Personal information
- Date of birth: 6 April 1995 (age 31)
- Place of birth: Austria
- Height: 1.85 m (6 ft 1 in)
- Position: Right-back

Team information
- Current team: SC Cover-Direct
- Number: 9

Youth career
- 0000–2007: TuS Kremsmünster
- 2007–2013: AKA Linz

Senior career*
- Years: Team / Apps / (Gls)
- 2013–2015: St.
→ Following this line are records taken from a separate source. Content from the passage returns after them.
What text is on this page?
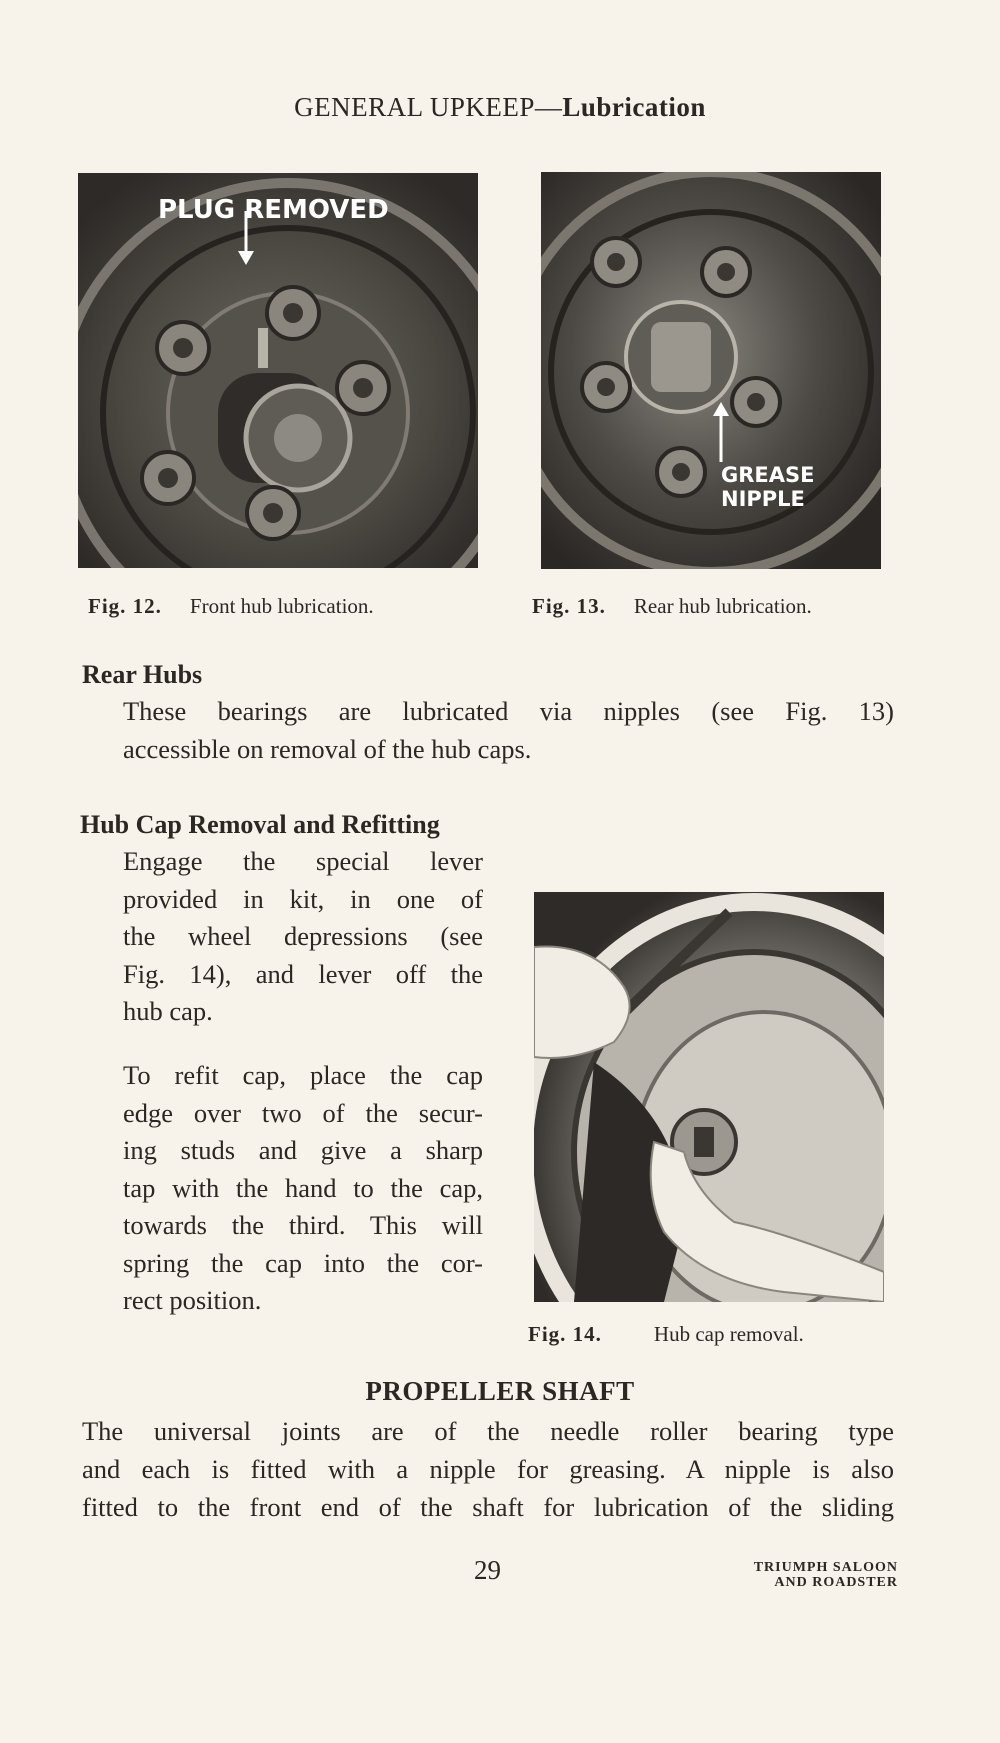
GENERAL UPKEEP—Lubrication
PLUG REMOVED
GREASE
NIPPLE
Fig. 12. Front hub lubrication.	Fig. 13. Rear hub lubrication.
Rear Hubs
These bearings are lubricated via nipples (see Fig. 13)
accessible on removal of the hub caps.
Hub Cap Removal and Refitting
Engage the special lever
provided in kit, in one of
the wheel depressions (see
Fig. 14), and lever off the
hub cap.
To refit cap, place the cap
edge over two of the secur-
ing studs and give a sharp
tap with the hand to the cap,
towards the third. This will
spring the cap into the cor-
rect position.
Fig. 14. Hub cap removal.
PROPELLER SHAFT
The universal joints are of the needle roller bearing type
and each is fitted with a nipple for greasing. A nipple is also
fitted to the front end of the shaft for lubrication of the sliding
29	TRIUMPH SALOON
AND ROADSTER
Florian / 52 / (2)
- 2015–2019: Blau-Weiß Linz / 60 / (5)
- 2019–2020: Wiener Neustadt / 18 / (1)
- 2020–2022: Wiener SC / 15 / (1)
- 2022–2023: Korneuburg / 19 / (6)
- 2023–2024: SV Stockerau / 29 / (13)
- 2025–: SC Cover-Direct / 4 / (5)

Managerial career
- 2021–2022: Wiener SC (player-assistant)

= Thomas Jackel =

Austrian footballer (born 1995)

Thomas Jackel (born 6 April 1995) is an Austrian football player. He plays for SC Cover-Direct.

==Club career==
He made his Austrian Football First League debut for FC Blau-Weiß Linz on 22 July 2016 in a game against WSG Wattens.